Primero le pareció como un lejano redoble de tambores. ¿Traerían una orden judicial? ¿Qué tenía en su poder que pudiera ser una prueba en su contra? ¡La nota! La sacó del bolsillo y la arrojó al fuego. En cuanto la vio arder, se arregló la bata, se calzó las chinelas y salió de la sala.

Por segunda vez sintió un dolor agudo en el pecho cuando abrió la puerta y se encontró con Bill Burton. Sin decir ni una palabra, el agente entró, arrojó el abrigo sobre una silla y fue directamente hacia el bar.

Ella cerró de un portazo.

– Gran trabajo, Burton. Brillante. Lo ha hecho todo de maravilla. ¿Dónde está su compinche? ¿Ha ido al oculista?

– Cállese y escuche -le replicó Burton mientras se sentaba con la copa en la mano.

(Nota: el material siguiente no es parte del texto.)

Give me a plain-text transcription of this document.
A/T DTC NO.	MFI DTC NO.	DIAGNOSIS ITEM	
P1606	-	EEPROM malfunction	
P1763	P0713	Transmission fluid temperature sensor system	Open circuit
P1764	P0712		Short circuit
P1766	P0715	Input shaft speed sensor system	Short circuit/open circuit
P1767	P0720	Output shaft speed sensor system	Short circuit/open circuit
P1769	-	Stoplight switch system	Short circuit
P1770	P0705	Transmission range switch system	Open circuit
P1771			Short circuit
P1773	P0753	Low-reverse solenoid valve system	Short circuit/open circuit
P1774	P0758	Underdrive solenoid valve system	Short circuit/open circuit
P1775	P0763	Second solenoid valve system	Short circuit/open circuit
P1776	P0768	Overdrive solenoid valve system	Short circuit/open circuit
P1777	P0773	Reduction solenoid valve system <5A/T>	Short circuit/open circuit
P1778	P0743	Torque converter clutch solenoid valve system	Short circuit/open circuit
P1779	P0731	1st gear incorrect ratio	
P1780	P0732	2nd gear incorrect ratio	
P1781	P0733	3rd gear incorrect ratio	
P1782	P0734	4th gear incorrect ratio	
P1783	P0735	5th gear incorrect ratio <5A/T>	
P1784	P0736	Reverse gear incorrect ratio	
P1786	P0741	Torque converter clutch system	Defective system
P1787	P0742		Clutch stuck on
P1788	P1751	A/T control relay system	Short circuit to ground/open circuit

En cualquier otro momento la réplica le habría enfurecido. Pero el tono del agente la dejó helada. Se fijó en la pistolera. De pronto comprendió que estaba rodeada de gente armada. Parecían estar por todas partes. Se habían efectuado disparos. Se había mezclado con un grupo de gente muy peligrosa. Se sentó y le miró boquiabierta.

– Collin no llegó a disparar.

– Pero…

– Pero alguien lo hizo. Lo sé. -Burton se bebió de un trago la mitad de la copa. Russell pensó servirse una, pero desistió-. Walter Sullivan. Ese hijo de puta. Richmond se lo dijo, ¿no?

– ¿Cree que Sullivan estaba detrás de esto?

– ¿Quién si no? Piensa que el tipo mató a su esposa. Tiene el dinero para contratar a los mejores tiradores del mundo. Él era la única otra persona que sabía exactamente dónde y cuándo lo iban a detener. -El agente miró a la jefa de gabinete y sacudió la cabeza en un gesto de disgusto-. No sea estúpida, señora, no tenemos tiempo para estupideces.

Burton se levantó para pasearse arriba y abajo.

– Pero el hombre está detenido -insistió Russell al recordar lo que había visto en la televisión-. Se lo dirá todo a la policía. He pensado que eran ellos los que llamaban a la puerta.

– El tipo no le dirá nada a la policía. Al menos por ahora -afirmó Burton que dejó de pasearse por un momento.

– ¿De qué está hablando?

– Hablo de un hombre que hará cualquier cosa para que su niñita continúe con vida.

– ¿Usted le amenazó?

– Le transmití el mensaje con toda claridad.

– ¿Cómo lo sabe?

– Los ojos no mienten, señora. Él conoce el juego. Si habla, adiós a su hija.

– Usted, usted no puede…

Burton tendió las manos, sujetó a la jefa de gabinete, y la levantó en el aire como si fuera una pluma hasta el nivel de sus ojos.

– Mataré a cualquier cabrón que pueda joderme, ¿está claro? -El tono era feroz. La arrojó sobre la silla.

Ella le miró, con el rostro sin sangre, los ojos aterrorizados.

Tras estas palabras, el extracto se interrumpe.